No real size gains. I became more vascular, and when you're working out it feels like your muscles are gonna explode.... in a good way  :Smilie: . I saw a strength increase of about 20% all around. I love anavar what can I say.... The main thing that scares people away from it, is the price. I didn't notice any fat reduction that I could see at least.

----------


## steelydave11

Ok, my experience was at only 30mg/day but it worked to a degree. Great strength increase, minimal size increase, tremendous vascularity & significant fat reduction (we're all different). I'm bumping all the way up to 100mg due to this cycle being professionally prescribed for me. I'll see what happens.

----------


## Bertuzzi

If you got results like that at 30mg ed, that is amazing. Don't jump to 100mg if your getting those results at 30mg. Run it at 60,70 or 80mg ed. Your body obviously responds well to it. 

If you're looking to gain size from Var.... its probably not going to happen at any dose.

----------


## steelydave11

Agreed, its not for size. Being that I had no ill effects from it, what Im going to do is follow the prescribed plan at 100mg, BUT am going to have my blood tested after only 2-3 weeks. I have a feeling its gonna be fine. Like any oral, taking Milk thistle and Liv.52 can make all the difference in avoiding liver problems.... and for the cholesterol problems all steroids cause, taking 6 grams of Niacin a day along with Guggul and Red yeast rice keeps that at safe levels.

----------


## Bertuzzi

Why would you be prescribed 100mg ed from a doctor?? Even if you were a burn/aids/cancer patient they wouldn't prescribe that much to you.

----------


## steelydave11

No, its part of a prescribed aas cycle a professional bb friend put together for me.

----------


## laduem88

> No, its part of a prescribed aas cycle a professional bb friend put together for me.


wait what?  :Hmmmm:

----------


## Bertuzzi

> wait what?


LOL.... thats what I was thinking  :Smilie:

----------


## spywizard

how is your cholesterol ??? 100mg you won't be doing any cardio that's for sure... 

with a ckd you'll be golden, however 60mg should do you just fine..

----------


## gymnerd

How many cycles have you done? 100mg is high and I would bet not needed. 50-75 somewhere in that range will get the job done and you will not be crippled by bacxk pumps start at 50 IMO

----------


## laduem88

> how is your cholesterol ??? 100mg you won't be doing any cardio that's for sure... 
> 
> with a ckd you'll be golden, however 60mg should do you just fine..


why couldent you do cardio @ 100mg? im running my var @ 110mg and im doing cardio *atleast* once a day everyday

----------


## magic32

> Ive been hearing conflicting opinions about Anavar. A study showed that over 30mg a day begins to cause noticeable liver issues, yet many people say not to take less than 80-100mg/day. Can someone tell me how safe/unsafe 100mg a day actually is over a 7 week period? Maybe based on experience?


No, it's not unsafe, nor will it unnecessarily compromise an otherwise potent (no alcohol, or other meds) liver.
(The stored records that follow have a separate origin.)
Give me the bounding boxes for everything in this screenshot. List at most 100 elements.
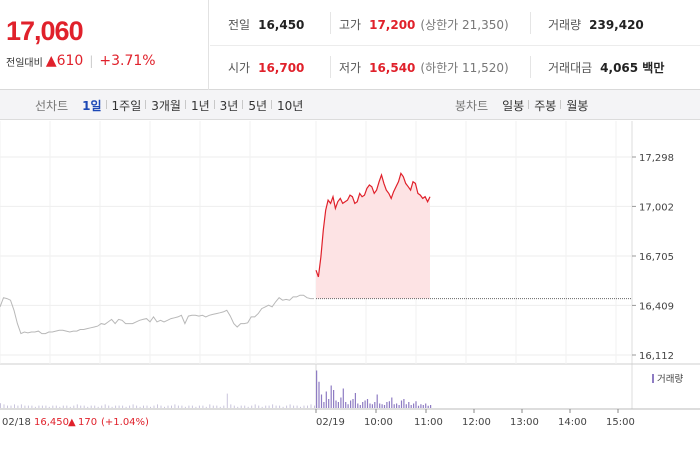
prev-day-pct: (+1.04%) [101, 417, 149, 428]
volume-legend-swatch [652, 374, 654, 383]
diff-percent: +3.71% [99, 53, 156, 69]
prev-volume-bar [104, 404, 106, 408]
prev-volume-bar [14, 404, 15, 408]
prev-volume-bar [212, 405, 214, 408]
volume-bar [408, 402, 410, 408]
prev-diff-label: 전일대비 [6, 57, 43, 69]
volume-bar [347, 404, 349, 408]
prev-volume-bar [191, 405, 193, 408]
prev-volume-bar [0, 403, 1, 408]
period-5y[interactable]: 5년 [242, 97, 272, 114]
volume-bar [393, 404, 395, 408]
period-1w[interactable]: 1주일 [105, 97, 147, 114]
current-price: 17,060 [6, 16, 84, 46]
prev-volume-bar [282, 406, 284, 408]
volume-bar [381, 404, 383, 408]
prev-volume-bar [307, 405, 308, 408]
x-label-prev-date: 02/18 [2, 417, 31, 428]
prev-volume-bar [136, 405, 138, 408]
price-change: 전일대비 ▲ 610 | +3.71% [6, 53, 156, 69]
volume-bar [405, 404, 407, 408]
volume-bar [425, 403, 427, 408]
prev-volume-bar [111, 406, 113, 408]
volume-bar [427, 405, 429, 408]
volume-bar [400, 400, 403, 408]
volume-bar [376, 394, 378, 408]
period-3y[interactable]: 3년 [213, 97, 244, 114]
prev-volume-bar [157, 404, 158, 408]
prev-volume-bar [216, 405, 218, 408]
prev-volume-bar [20, 404, 22, 408]
stat-prev-close: 전일 16,450 [228, 16, 304, 33]
candle-monthly[interactable]: 월봉 [560, 97, 593, 114]
prev-day-arrow: ▲ [68, 417, 76, 428]
prev-volume-bar [223, 405, 225, 408]
volume-bar [410, 405, 412, 408]
stat-low: 저가 16,540 (하한가 11,520) [339, 59, 509, 76]
volume-bar [366, 399, 369, 408]
prev-volume-bar [150, 406, 151, 408]
prev-volume-bar [286, 405, 288, 408]
prev-volume-bar [233, 405, 235, 408]
line-chart-label: 선차트 [35, 98, 69, 113]
prev-volume-bar [139, 406, 141, 408]
volume-bar [383, 405, 386, 408]
prev-volume-bar [254, 404, 256, 408]
prev-volume-bar [167, 405, 169, 408]
volume-bar [388, 401, 390, 408]
volume-bar [325, 391, 327, 408]
prev-volume-bar [38, 405, 40, 408]
x-tick-label: 10:00 [364, 417, 393, 428]
prev-day-change: 170 [78, 417, 97, 428]
prev-volume-bar [205, 406, 207, 408]
prev-volume-bar [101, 405, 103, 408]
period-1d[interactable]: 1일 [82, 98, 102, 113]
volume-bar [369, 403, 371, 408]
prev-volume-bar [115, 405, 117, 408]
stat-volume: 거래량 239,420 [548, 16, 644, 33]
volume-bar [350, 400, 352, 408]
volume-bar [362, 402, 364, 408]
prev-volume-bar [275, 405, 277, 408]
volume-bar [386, 402, 388, 408]
diff-separator: | [89, 54, 94, 68]
period-3m[interactable]: 3개월 [145, 97, 186, 114]
candle-daily[interactable]: 일봉 [502, 98, 525, 113]
period-1y[interactable]: 1년 [184, 97, 215, 114]
volume-bar [330, 385, 332, 408]
prev-volume-bar [303, 405, 305, 408]
stat-label: 거래대금 [548, 61, 593, 75]
prev-volume-bar [240, 405, 242, 408]
prev-volume-bar [66, 405, 68, 408]
prev-volume-bar [48, 406, 50, 408]
prev-volume-bar [261, 406, 263, 408]
stat-high: 고가 17,200 (상한가 21,350) [339, 16, 509, 33]
period-10y[interactable]: 10년 [271, 97, 308, 114]
volume-bar [345, 402, 347, 408]
y-tick-label: 17,298 [639, 153, 674, 164]
candle-weekly[interactable]: 주봉 [528, 97, 561, 114]
x-tick-label: 12:00 [462, 417, 491, 428]
volume-bar [374, 402, 376, 408]
volume-bar [316, 370, 318, 408]
prev-volume-bar [230, 404, 232, 408]
volume-bar [413, 403, 415, 408]
stat-label: 전일 [228, 18, 251, 32]
x-tick-label: 11:00 [414, 417, 443, 428]
prev-volume-bar [226, 393, 228, 408]
line-chart-periods: 선차트 1일 1주일 3개월 1년 3년 5년 10년 [35, 90, 308, 120]
volume-bar [352, 399, 354, 408]
volume-bar [396, 403, 398, 408]
prev-volume-bar [87, 406, 89, 408]
prev-volume-bar [59, 406, 61, 408]
upper-limit: (상한가 21,350) [420, 18, 509, 32]
volume-bar [371, 404, 373, 408]
prev-volume-bar [293, 405, 295, 408]
stat-open: 시가 16,700 [228, 59, 304, 76]
price-chart[interactable]: 17,298 17,002 16,705 16,409 16,112 02/18 16,4… [0, 121, 700, 450]
volume-bar [398, 405, 400, 408]
volume-bar [333, 390, 335, 408]
stat-label: 고가 [339, 18, 362, 32]
prev-volume-bar [181, 405, 183, 408]
prev-volume-bar [237, 406, 239, 408]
I tested the Var-only cycle for experimental purposes, and as cited, ramped up from 40mgs by increments of 10 to monitor changes which concluded at 80mgs ED (in two servings due to the 8-12hr half-life). 100mgs and later 110mgs elicited no greater response than 80mgs. Curious about Ross' Ultimate Oral Stack, I then combined the 80mgs with Tbol starting at 20mgs ramping up to 100/80 (Tbol/Var) where I experienced the Law of Diminishing Returns. I found myself slowly reducing both to what I determined to be (for me) their optimal collaborative properties around 80/50 (Tbol/Var) which was largely congruent with Ross' findings, and just over the 100mg oral Rule of Thumb. 

As an aside, my best Var/Tbol results were at 50/60 run throughout a Test/Tren cycle.

----------


## Ashop

> Ive been hearing conflicting opinions about Anavar. A study showed that over 30mg a day begins to cause noticeable liver issues, yet many people say not to take less than 80-100mg/day. Can someone tell me how safe/unsafe 100mg a day actually is over a 7 week period? Maybe based on experience?


I know many who run it high dosage like this with little problems. For me persoanlly i have found that all I need for the same results is 40-60mg daily.

----------


## big an rich

I agree with the above, 60-80 is about right mg-wise. Any more and the above mentioned law of diminishing returns plays it's part...

----------


## chasen

> ...my testosterone levels dropped extremely low....


ummm... not quote sure how to ask, but suffer any "performance" issues?

----------


## Bertuzzi

> ummm... not quote sure how to ask, but suffer any "performance" issues?


LOL... yes, I did. No issues with getting an erection, but I just had no sex drive... but I have a low sex drive anyways. I am being tested right now regarding this problem. I can't say it will happen to everyone

----------


## Relax007

> I agree with the above, 60-80 is about right mg-wise. Any more and the above mentioned law of diminishing returns plays it's part...


How many weeks would you run the 60-80 var at?

----------


## messmorph

> why couldent you do cardio @ 100mg? im running my var @ 110mg and im doing cardio *atleast* once a day everyday


Yeah why no cardio guys?

----------


## George

iv ran 200mg ED for an extended period of time... wasnt anything special.. n' my liv enzymes werent really elevated but my HDL was hella LOW

----------


## ferocious bubble

Just saying, I did not read everything above.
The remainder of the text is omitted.